Si scopre così che gli adolescenti disoccupati sono «solo» il 10,6% dei 641 mila attivi tra i 15 e i 24 anni censiti dall'Istat. La vera «disoccupazione» inizia dopo e dura a lungo, forse tutta la vita, ma di questo nessuno si preoccupa. Si passa così dalla catastrofe di una massa di 173 mila giovani disperati a 64 mila. Anche perché si presume che fino ai 19 anni i ragazzi vadano a scuola e infatti le statistiche li considerano «inattivi». La Cgil va al sodo: «Le politiche del rigore hanno fallito e i giovani vedono un sostanziale blocco del mercato del lavoro». Cesare Damiano del Pd sostiene che l'«agenda Bersani» rilancerà la politica industriale e l'«equità sociale». Ad avere esulcerato gli animi elettorali è stata la riforma Fornero, da tutti considerata responsabile della disoccupazione giovanile.
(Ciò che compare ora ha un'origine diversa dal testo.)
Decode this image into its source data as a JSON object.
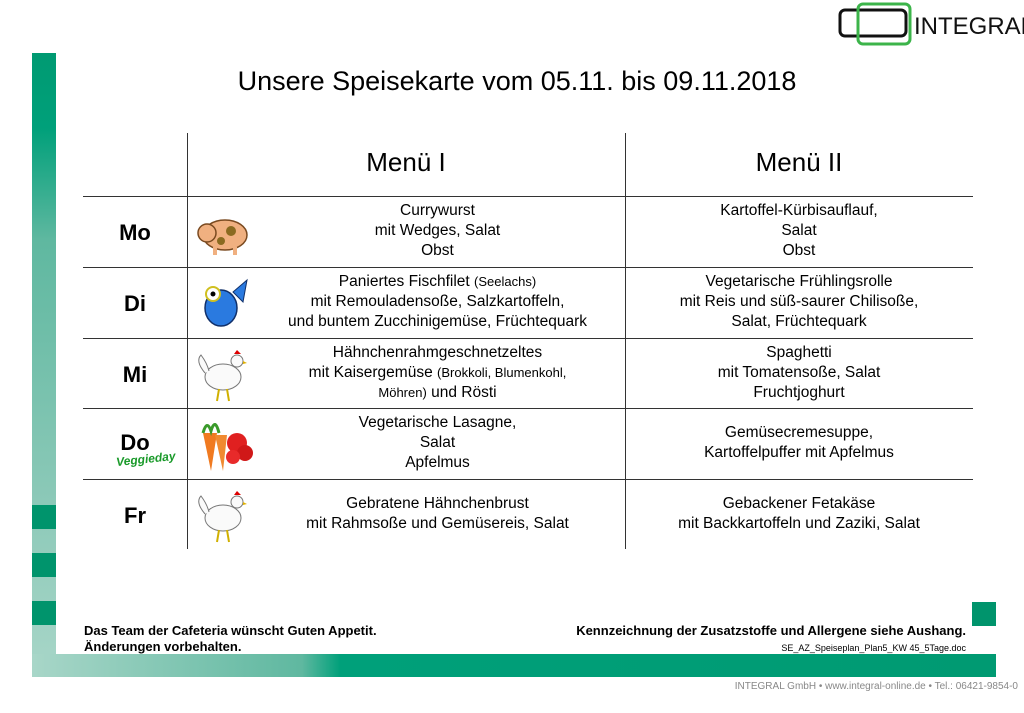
{
  "brand": {
    "name": "INTEGRAL",
    "green": "#00946c",
    "logo_green": "#3cb44a"
  },
  "title": "Unsere Speisekarte vom 05.11. bis 09.11.2018",
  "headers": [
    "Menü I",
    "Menü II"
  ],
  "days": [
    {
      "day": "Mo",
      "icon": "pig-icon",
      "menu1": [
        [
          {
            "t": "Currywurst"
          }
        ],
        [
          {
            "t": "mit Wedges, Salat"
          }
        ],
        [
          {
            "t": "Obst"
          }
        ]
      ],
      "menu2": [
        [
          {
            "t": "Kartoffel-Kürbisauflauf,"
          }
        ],
        [
          {
            "t": "Salat"
          }
        ],
        [
          {
            "t": "Obst"
          }
        ]
      ]
    },
    {
      "day": "Di",
      "icon": "fish-icon",
      "menu1": [
        [
          {
            "t": "Paniertes Fischfilet "
          },
          {
            "t": "(Seelachs)",
            "s": 1
          }
        ],
        [
          {
            "t": "mit Remouladensoße, Salzkartoffeln,"
          }
        ],
        [
          {
            "t": "und buntem Zucchinigemüse, Früchtequark"
          }
        ]
      ],
      "menu2": [
        [
          {
            "t": "Vegetarische Frühlingsrolle"
          }
        ],
        [
          {
            "t": "mit Reis und süß-saurer Chilisoße,"
          }
        ],
        [
          {
            "t": "Salat, Früchtequark"
          }
        ]
      ]
    },
    {
      "day": "Mi",
      "icon": "chicken-icon",
      "menu1": [
        [
          {
            "t": "Hähnchenrahmgeschnetzeltes"
          }
        ],
        [
          {
            "t": "mit Kaisergemüse "
          },
          {
            "t": "(Brokkoli, Blumenkohl,",
            "s": 1
          }
        ],
        [
          {
            "t": "Möhren)",
            "s": 1
          },
          {
            "t": " und Rösti"
          }
        ]
      ],
      "menu2": [
        [
          {
            "t": "Spaghetti"
          }
        ],
        [
          {
            "t": "mit Tomatensoße, Salat"
          }
        ],
        [
          {
            "t": "Fruchtjoghurt"
          }
        ]
      ]
    },
    {
      "day": "Do",
      "icon": "vegetables-icon",
      "badge": "Veggieday",
      "menu1": [
        [
          {
            "t": "Vegetarische Lasagne,"
          }
        ],
        [
          {
            "t": "Salat"
          }
        ],
        [
          {
            "t": "Apfelmus"
          }
        ]
      ],
      "menu2": [
        [
          {
            "t": "Gemüsecremesuppe,"
          }
        ],
        [
          {
            "t": "Kartoffelpuffer mit Apfelmus"
          }
        ]
      ]
    },
    {
      "day": "Fr",
      "icon": "chicken-icon",
      "menu1": [
        [
          {
            "t": "Gebratene Hähnchenbrust"
          }
        ],
        [
          {
            "t": "mit Rahmsoße und Gemüsereis, Salat"
          }
        ]
      ],
      "menu2": [
        [
          {
            "t": "Gebackener Fetakäse"
          }
        ],
        [
          {
            "t": "mit Backkartoffeln und Zaziki, Salat"
          }
        ]
      ]
    }
  ],
  "footer": {
    "left1": "Das Team der Cafeteria wünscht Guten Appetit.",
    "left2": "Änderungen vorbehalten.",
    "right": "Kennzeichnung der Zusatzstoffe und Allergene siehe Aushang.",
    "doc": "SE_AZ_Speiseplan_Plan5_KW 45_5Tage.doc",
    "address": "INTEGRAL GmbH • www.integral-online.de • Tel.: 06421-9854-0"
  }
}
Non è propriamente così, visto che la sua completa applicazione è fortunatamente ancora lontana, anche se s'intravvedono all'orizzonte tristi presagi. 

Ciò che più conta, oggi, è la mentalità con la quale le classi dominanti continuano a rapportarsi all'oceano del Quinto Stato (giovani e meno giovani), soprattutto della nuova realtà del lavoro indipendente. Il ministro del Welfare, che rivendica la schiettezza nelle sue uscite pubbliche, sostiene che il suo giudizio sui ragazzi italiani non è stato compreso. Erano "choosy", schizzinosi, e oggi devono cambiare atteggiamento. Sostiene di non essere stata compresa. Ma poi rincara la dose a proposito del luogo simbolo del Mcjob: McDonald's, appunto:


"Mi piacciono tutti gli imprenditori che cercano fattivamente di creare posti di lavoro. Tutti preferiscono un lavoro a tempo indeterminato ma le circostanze sono difficili ed è difficile che gli imprenditori, in una situazione di grande incertezza, assumano con questa forma. Anche un lavoro a tempo determinato è meglio dell'assenza di lavoro".


Al di là delle polemiche elettorali, questa è la mentalità con la quale ci si avvicina ad una realtà che ormai non può più essere considerata un'"eccezione" rispetto alla norma, bensì la regola in una vita che riserva solo poche eccezioni. In un'intervista a Radio Capital, Fornero non ha potuto nascondere la crescita della disoccupazione giovanile dal 9,4% all'11,1% avvenuto durante il suo governo. Presa tra due fuochi, e senza la contraerea di un governo che lavora per le elezioni di febbraio, Fornero ha negato il suo «fallimento», rovesciato l'accusa su Berlusconi e Sacconi, negato di avere definito «choosy» i ragazzi italiani e, infine, ha ribadito l'utilità della sua riforma dell'apprendistato ispirata, inutile dirlo, al Vangelo tedesco secondo Hertz (autore di una contestatissima riforma voluta dall'Agenda 2010 di Schroeder, non certo uno di «destra»). 

Così non sarà, visto che dal 2009 al 2011 (dati Isfol) l'apprendistato è crollato del 17%. Ma questo le forze politiche non lo dicono, forse perchè sono convinte davvero che l'apprendistato, con un pizzico di equità, sconfiggerà la precarietà di massa. Falsità, travisamenti ad arte, tutto per non dire ai «giovani» 15-34enni che non gli verranno riconosciute le tutele universali e il reddito. L'Italia è una repubblica costruita sul ricatto di un McJob qualsiasi.